NEW YORK - The World Series will be played entirely at the Texas Rangers' new ballpark in Arlington, Texas, as part of a bubble agreement between Major League Baseball and the players' association, the first time the sport's championship will be played entirely at one site since 1944.
As part of an agreement finalized Tuesday, the Division Series, League Championship Series and World Series will be part of a bubble designed to minimize exposure to the coronavirus, which decimated the regular season and limited it to a 60-game schedule for each club. The best-of-three first round of the post-season -- expanded from 10 to 16 teams this year -- will be at the top-seeded teams.
The World Series will be at Globe Life Park in Arlington, a retractable roof stadium with artificial turf that opened this year adjacent to the Rangers' old ballpark. The American League Championship Series will be at San Diego's Petco Park, and the National League at Globe Life Park.
The AL Division Series will be at San Diego and Los Angeles' Dodger Stadium, and the NL Division Series at Globe Life and Houston's Minute Maid Park.
Texas is last in the AL West at 17-30 entering Tuesday, with little chance of advancing to the post-season.

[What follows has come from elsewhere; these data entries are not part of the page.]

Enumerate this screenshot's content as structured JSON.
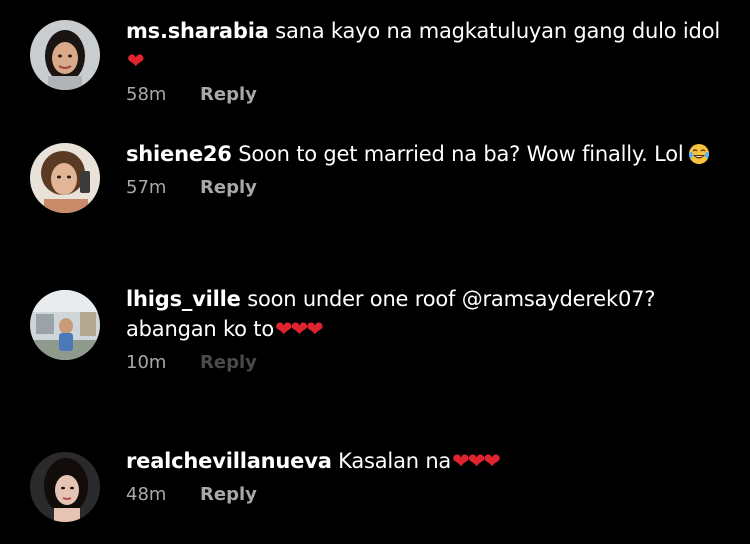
{
  "comments": [
    {
      "username": "ms.sharabia",
      "text": "sana kayo na magkatuluyan gang dulo idol",
      "hearts": "❤",
      "time": "58m",
      "reply_label": "Reply"
    },
    {
      "username": "shiene26",
      "text": "Soon to get married na ba? Wow finally.  Lol",
      "hearts": "",
      "time": "57m",
      "reply_label": "Reply"
    },
    {
      "username": "lhigs_ville",
      "text": "soon under one roof @ramsayderek07? abangan ko to",
      "hearts": "❤❤❤",
      "time": "10m",
      "reply_label": "Reply"
    },
    {
      "username": "realchevillanueva",
      "text": "Kasalan na",
      "hearts": "❤❤❤",
      "time": "48m",
      "reply_label": "Reply"
    }
  ],
  "colors": {
    "background": "#000000",
    "text": "#ffffff",
    "meta": "#a8a8a8",
    "heart": "#e0242f"
  },
  "icons": {
    "laugh_emoji": "face-with-tears-of-joy-icon",
    "heart": "red-heart-icon"
  }
}
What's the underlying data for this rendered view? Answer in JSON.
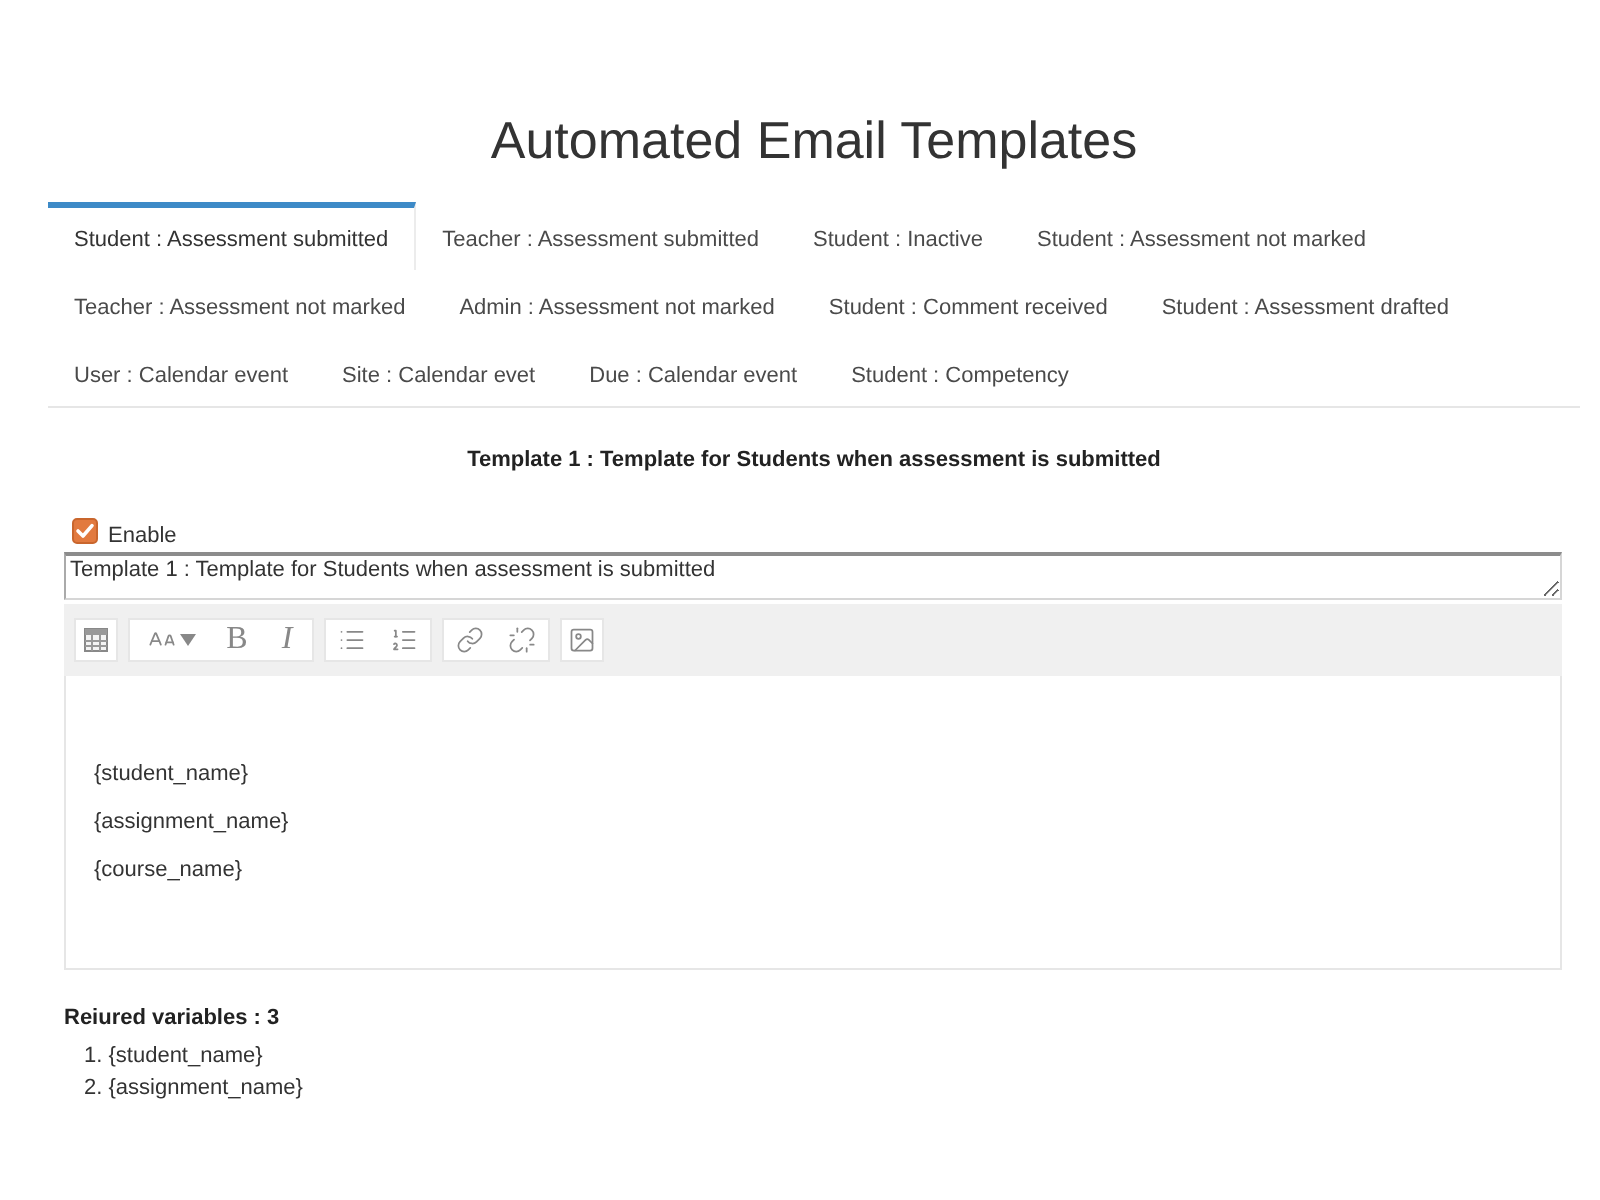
{
  "title": "Automated Email Templates",
  "tabs": [
    {
      "label": "Student : Assessment submitted",
      "selected": true
    },
    {
      "label": "Teacher : Assessment submitted",
      "selected": false
    },
    {
      "label": "Student : Inactive",
      "selected": false
    },
    {
      "label": "Student : Assessment not marked",
      "selected": false
    },
    {
      "label": "Teacher : Assessment not marked",
      "selected": false
    },
    {
      "label": "Admin : Assessment not marked",
      "selected": false
    },
    {
      "label": "Student : Comment received",
      "selected": false
    },
    {
      "label": "Student : Assessment drafted",
      "selected": false
    },
    {
      "label": "User : Calendar event",
      "selected": false
    },
    {
      "label": "Site : Calendar evet",
      "selected": false
    },
    {
      "label": "Due : Calendar event",
      "selected": false
    },
    {
      "label": "Student : Competency",
      "selected": false
    }
  ],
  "template": {
    "heading": "Template 1 : Template for Students when assessment is submitted",
    "enable": {
      "label": "Enable",
      "checked": true
    },
    "subject": {
      "value": "Template 1 : Template for Students when assessment is submitted"
    },
    "toolbar": [
      {
        "buttons": [
          {
            "kind": "template"
          }
        ]
      },
      {
        "buttons": [
          {
            "kind": "font_size"
          },
          {
            "kind": "bold",
            "glyph": "B"
          },
          {
            "kind": "italic",
            "glyph": "I"
          }
        ]
      },
      {
        "buttons": [
          {
            "kind": "bullet_list"
          },
          {
            "kind": "numbered_list"
          }
        ]
      },
      {
        "buttons": [
          {
            "kind": "link"
          },
          {
            "kind": "unlink"
          }
        ]
      },
      {
        "buttons": [
          {
            "kind": "image"
          }
        ]
      }
    ],
    "body": [
      "{student_name}",
      "{assignment_name}",
      "{course_name}"
    ]
  },
  "required_variables": {
    "heading": "Reiured variables : 3",
    "items": [
      "1. {student_name}",
      "2. {assignment_name}"
    ]
  }
}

"In the view of our infectious disease experts, the biggest risk of exposure for players and staff is contact with family members and friends who have been exposed to COVID-19 in their communities," Deputy Commissioner Dan Halem wrote in a memo sent to teams Monday night. "Nearly all of the positive test results that have been reported for players and staff in the last month can be traced back to contact with an infected family member, domestic partner, or friend outside of club facilities."